Juniper dismounted; no sense in towering over the men waiting for her and putting their backs up even more. Men were strange about things like that, even the best of them-which these weren't.

"Sheriff Laughton," she said, nodding in greeting as polite as you could make without coming close enough to shake hands; he was a middling man of about her own age, in a long leather coat covered with links of light chain sewn on with steel wire.

"Dr. Gianelli." Slight and dark and balding, glaring at her.
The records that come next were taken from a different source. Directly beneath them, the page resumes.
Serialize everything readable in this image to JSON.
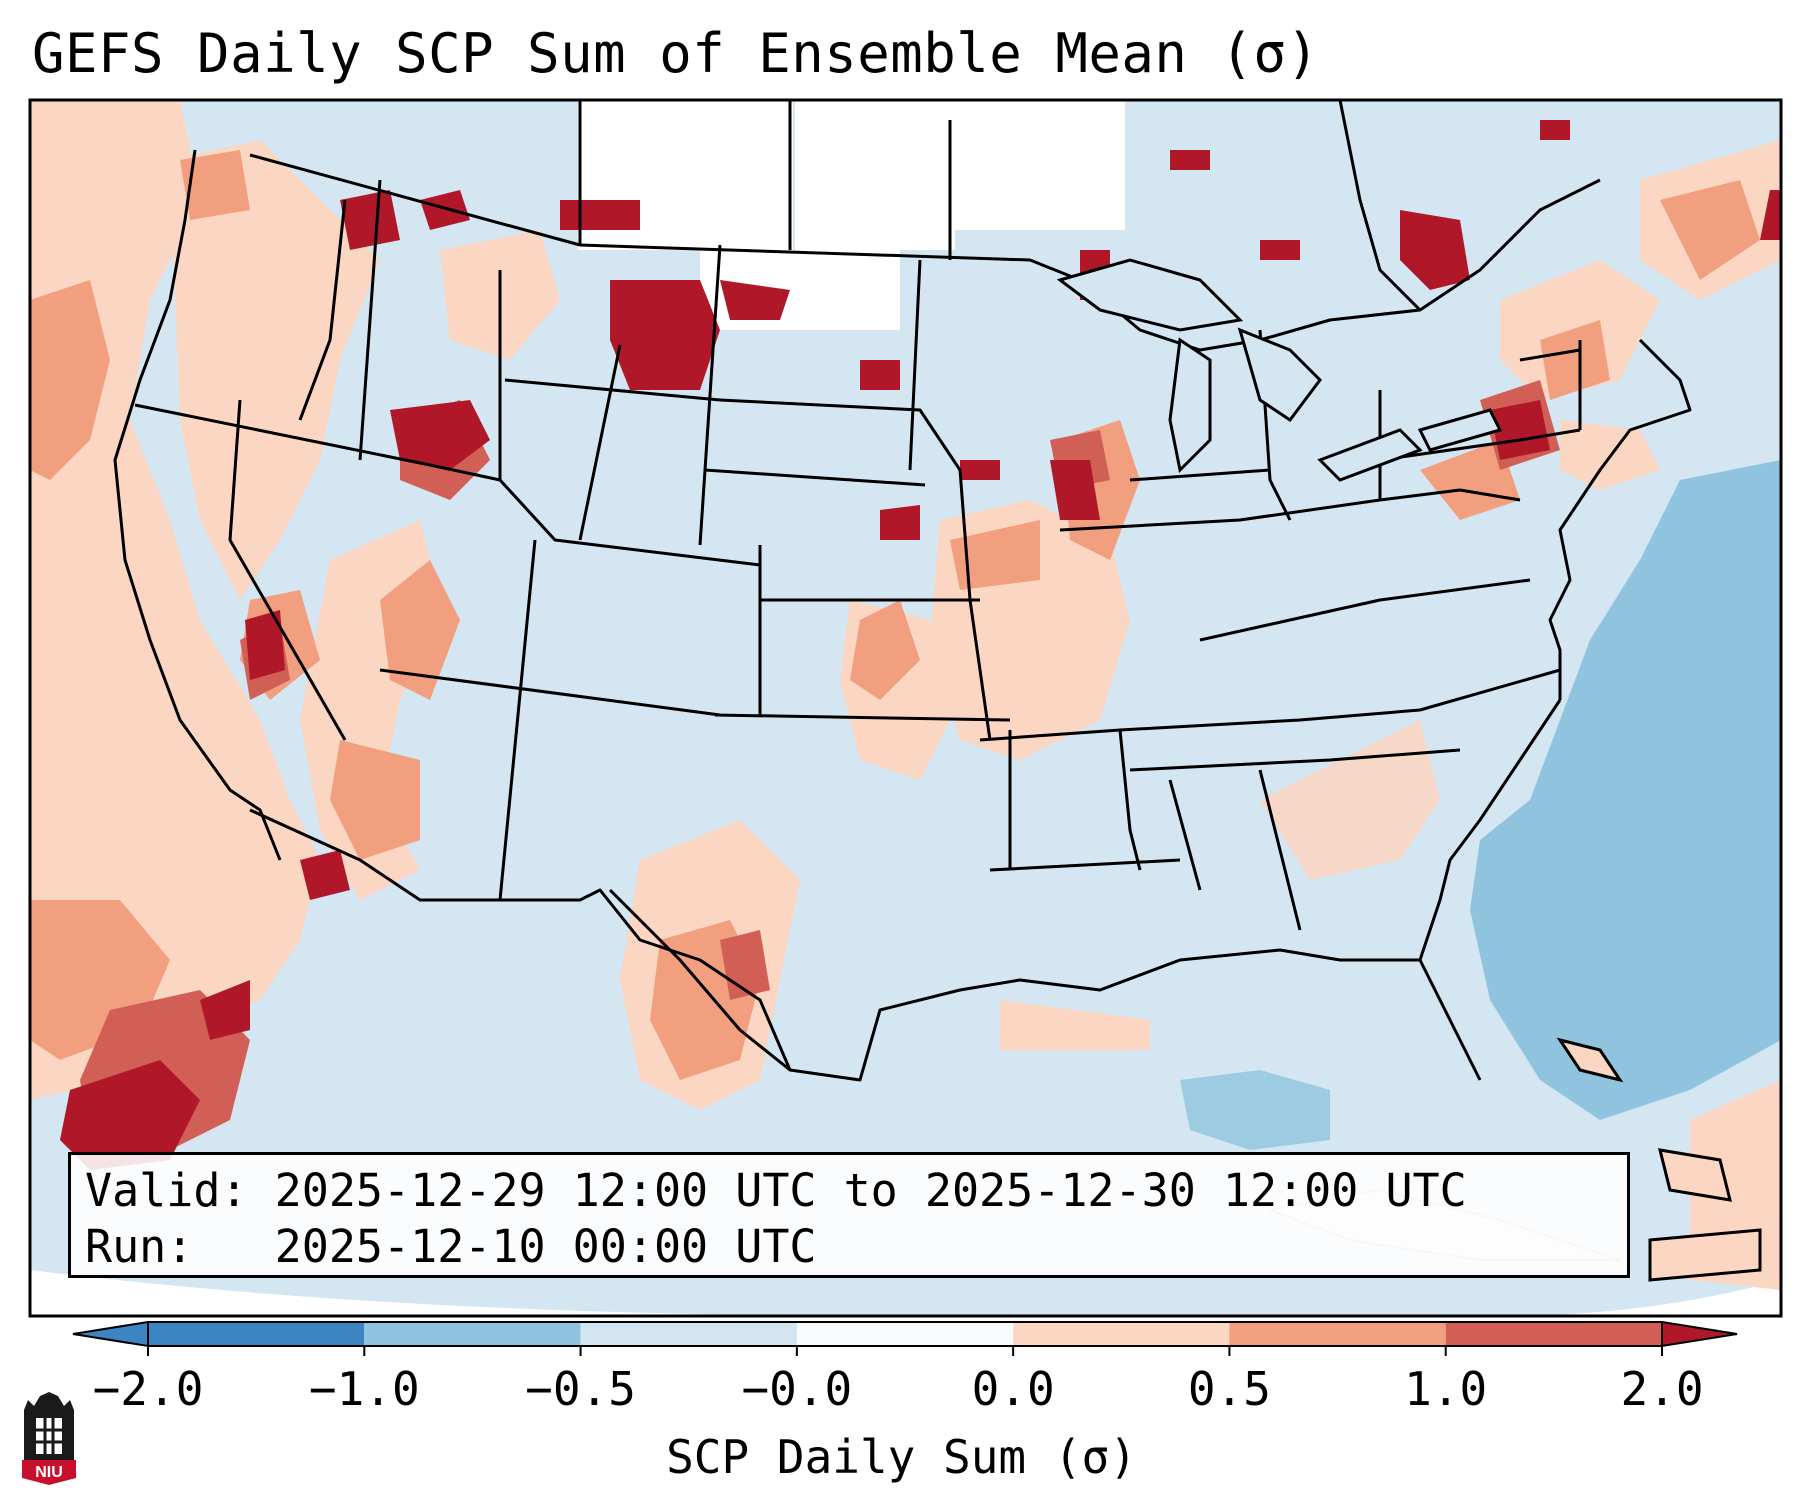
{
  "title": "GEFS Daily SCP Sum of Ensemble Mean (σ)",
  "info": {
    "valid_label": "Valid:",
    "valid_value": "2025-12-29 12:00 UTC to 2025-12-30 12:00 UTC",
    "run_label": "Run:",
    "run_value": "2025-12-10 00:00 UTC"
  },
  "colorbar": {
    "title": "SCP Daily Sum (σ)",
    "ticks": [
      "−2.0",
      "−1.0",
      "−0.5",
      "−0.0",
      "0.0",
      "0.5",
      "1.0",
      "2.0"
    ],
    "colors": [
      "#3d85c2",
      "#90c4de",
      "#d2e5f1",
      "#f8fbfd",
      "#fbd6c3",
      "#f29f7f",
      "#d25f55",
      "#b0182a"
    ],
    "extend": "both"
  },
  "map": {
    "region": "CONUS",
    "palette": {
      "ocean_base": "#d3e6f1",
      "neg_strong": "#90c4de",
      "pos_light": "#fbd6c3",
      "pos_mid": "#f29f7f",
      "pos_high": "#d25f55",
      "pos_max": "#b0182a",
      "near_zero": "#ffffff"
    }
  },
  "logo": {
    "text": "NIU"
  }
}
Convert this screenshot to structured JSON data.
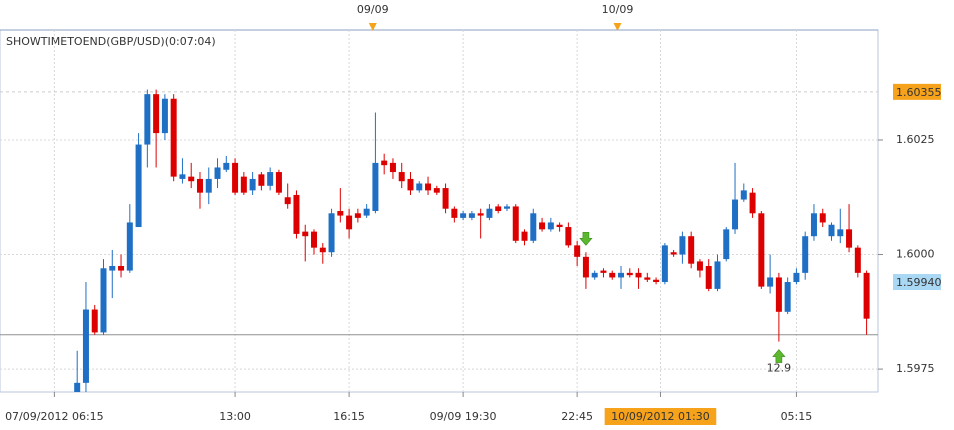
{
  "chart_data": {
    "type": "candlestick",
    "title": "SHOWTIMETOEND(GBP/USD)(0:07:04)",
    "open": [
      1.597,
      1.5972,
      1.5988,
      1.5983,
      1.59965,
      1.59975,
      1.59965,
      1.6006,
      1.6024,
      1.6035,
      1.60265,
      1.6034,
      1.60165,
      1.6017,
      1.60165,
      1.60135,
      1.60165,
      1.60185,
      1.602,
      1.6017,
      1.6014,
      1.60175,
      1.6015,
      1.6018,
      1.60125,
      1.6013,
      1.6005,
      1.6005,
      1.60015,
      1.60005,
      1.60095,
      1.60085,
      1.6009,
      1.60085,
      1.60095,
      1.60205,
      1.602,
      1.6018,
      1.60165,
      1.6014,
      1.60155,
      1.60145,
      1.60145,
      1.601,
      1.6008,
      1.6008,
      1.6009,
      1.6008,
      1.60105,
      1.601,
      1.60105,
      1.6005,
      1.6003,
      1.6007,
      1.60055,
      1.60065,
      1.6006,
      1.6002,
      1.59995,
      1.5995,
      1.59965,
      1.5996,
      1.5995,
      1.5996,
      1.5996,
      1.5995,
      1.59945,
      1.5994,
      1.60005,
      1.6,
      1.6004,
      1.59985,
      1.59975,
      1.59925,
      1.5999,
      1.60055,
      1.6012,
      1.60135,
      1.6009,
      1.5993,
      1.5995,
      1.59875,
      1.5994,
      1.5996,
      1.6004,
      1.6009,
      1.6004,
      1.6004,
      1.60055,
      1.60015,
      1.5996
    ],
    "high": [
      1.5979,
      1.5994,
      1.5989,
      1.5999,
      1.6001,
      1.6,
      1.6011,
      1.60265,
      1.6036,
      1.6036,
      1.6035,
      1.6035,
      1.6021,
      1.602,
      1.6018,
      1.6019,
      1.6021,
      1.60215,
      1.6021,
      1.6018,
      1.6018,
      1.6018,
      1.6019,
      1.60185,
      1.60155,
      1.6014,
      1.60065,
      1.60055,
      1.60025,
      1.601,
      1.60145,
      1.601,
      1.601,
      1.6011,
      1.6031,
      1.6022,
      1.6021,
      1.602,
      1.6018,
      1.6016,
      1.6017,
      1.6015,
      1.60155,
      1.60105,
      1.60095,
      1.60095,
      1.601,
      1.6011,
      1.6011,
      1.6011,
      1.6011,
      1.60055,
      1.601,
      1.6008,
      1.6008,
      1.6007,
      1.6007,
      1.6003,
      1.60005,
      1.59965,
      1.5997,
      1.59965,
      1.59975,
      1.5997,
      1.5997,
      1.5996,
      1.5995,
      1.60025,
      1.6001,
      1.6005,
      1.6005,
      1.5999,
      1.5999,
      1.6,
      1.6006,
      1.602,
      1.60155,
      1.60145,
      1.60095,
      1.6,
      1.5996,
      1.5995,
      1.5997,
      1.6005,
      1.6011,
      1.601,
      1.6007,
      1.601,
      1.6011,
      1.6002,
      1.59965
    ],
    "low": [
      1.597,
      1.597,
      1.59825,
      1.59825,
      1.59905,
      1.5995,
      1.5996,
      1.6006,
      1.6019,
      1.6019,
      1.6025,
      1.6016,
      1.60155,
      1.60145,
      1.601,
      1.6011,
      1.60145,
      1.6018,
      1.6013,
      1.6013,
      1.6013,
      1.6014,
      1.6014,
      1.6013,
      1.601,
      1.60035,
      1.59985,
      1.6,
      1.5998,
      1.59995,
      1.6007,
      1.60035,
      1.6007,
      1.6008,
      1.6009,
      1.60175,
      1.60165,
      1.60145,
      1.6013,
      1.60135,
      1.6013,
      1.6013,
      1.6009,
      1.6007,
      1.60075,
      1.60075,
      1.60035,
      1.60075,
      1.6009,
      1.60095,
      1.60025,
      1.6002,
      1.60025,
      1.6005,
      1.6005,
      1.6005,
      1.60015,
      1.59975,
      1.59925,
      1.59945,
      1.5995,
      1.59945,
      1.59925,
      1.5995,
      1.59925,
      1.5994,
      1.59935,
      1.59935,
      1.59995,
      1.5998,
      1.5997,
      1.5995,
      1.5992,
      1.5992,
      1.59985,
      1.60045,
      1.60115,
      1.6008,
      1.59925,
      1.59915,
      1.5981,
      1.5987,
      1.59935,
      1.59945,
      1.6003,
      1.6006,
      1.6003,
      1.60025,
      1.60005,
      1.5995,
      1.59825
    ],
    "close": [
      1.5972,
      1.5988,
      1.5983,
      1.5997,
      1.59975,
      1.59965,
      1.6007,
      1.6024,
      1.6035,
      1.60265,
      1.6034,
      1.6017,
      1.60175,
      1.6016,
      1.60135,
      1.60165,
      1.6019,
      1.602,
      1.60135,
      1.60135,
      1.60165,
      1.6015,
      1.6018,
      1.60135,
      1.6011,
      1.60045,
      1.6004,
      1.60015,
      1.60005,
      1.6009,
      1.60085,
      1.60055,
      1.6008,
      1.601,
      1.602,
      1.60195,
      1.6018,
      1.6016,
      1.6014,
      1.60155,
      1.6014,
      1.60135,
      1.601,
      1.6008,
      1.6009,
      1.6009,
      1.60085,
      1.601,
      1.60095,
      1.60105,
      1.6003,
      1.6003,
      1.6009,
      1.60055,
      1.6007,
      1.6006,
      1.6002,
      1.59995,
      1.5995,
      1.5996,
      1.5996,
      1.5995,
      1.5996,
      1.59955,
      1.5995,
      1.59945,
      1.5994,
      1.6002,
      1.6,
      1.6004,
      1.5998,
      1.59965,
      1.59925,
      1.59985,
      1.60055,
      1.6012,
      1.6014,
      1.6009,
      1.5993,
      1.5995,
      1.59875,
      1.5994,
      1.5996,
      1.6004,
      1.6009,
      1.6007,
      1.60065,
      1.60055,
      1.60015,
      1.5996,
      1.5986
    ],
    "up_color": "#1f6fc5",
    "down_color": "#dd0000",
    "ylim": [
      1.597,
      1.6049
    ],
    "yticks": [
      1.5975,
      {
        "value": 1.6,
        "label": "1.6000"
      },
      1.6025
    ],
    "xlim": [
      -8.8,
      91.3
    ],
    "xticks": [
      {
        "value": -2.6,
        "label": "07/09/2012 06:15"
      },
      {
        "value": 18,
        "label": "13:00"
      },
      {
        "value": 31,
        "label": "16:15"
      },
      {
        "value": 44,
        "label": "09/09 19:30"
      },
      {
        "value": 57,
        "label": "22:45"
      },
      {
        "value": 66.5,
        "label": "10/09/2012 01:30"
      },
      {
        "value": 82,
        "label": "05:15"
      }
    ],
    "highlight_xtick": 5,
    "top_markers": [
      {
        "value": 33.7,
        "label": "09/09"
      },
      {
        "value": 61.6,
        "label": "10/09"
      }
    ],
    "price_labels": [
      {
        "value": 1.60355,
        "color": "#f7a21b",
        "line": true
      },
      {
        "value": 1.5994,
        "label": "1.59940",
        "color": "#a9d8f5",
        "line": false
      }
    ],
    "levels": [
      1.59825
    ],
    "signals": [
      {
        "index": 58,
        "direction": "down"
      },
      {
        "index": 80,
        "direction": "up",
        "label": "12.9"
      }
    ],
    "grid": true
  }
}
"Reverend Dixon." Heavyset before the Change, sagging now, and glaring twice as hard as the doctor, in a black business suit and tie that fit him like a flopping sack. There was a mottled purple look to his face that might be anger, or might be ill health, or both. Judy would have prescribed a regimen of herbs and meditation to control choler, and willow bark to thin the blood.

"We need to talk to you, privately," the preacher said abruptly, stepping forward; he had a Bible in his hand, with a golden cross gleaming on the cover and his finger inside it marking a place.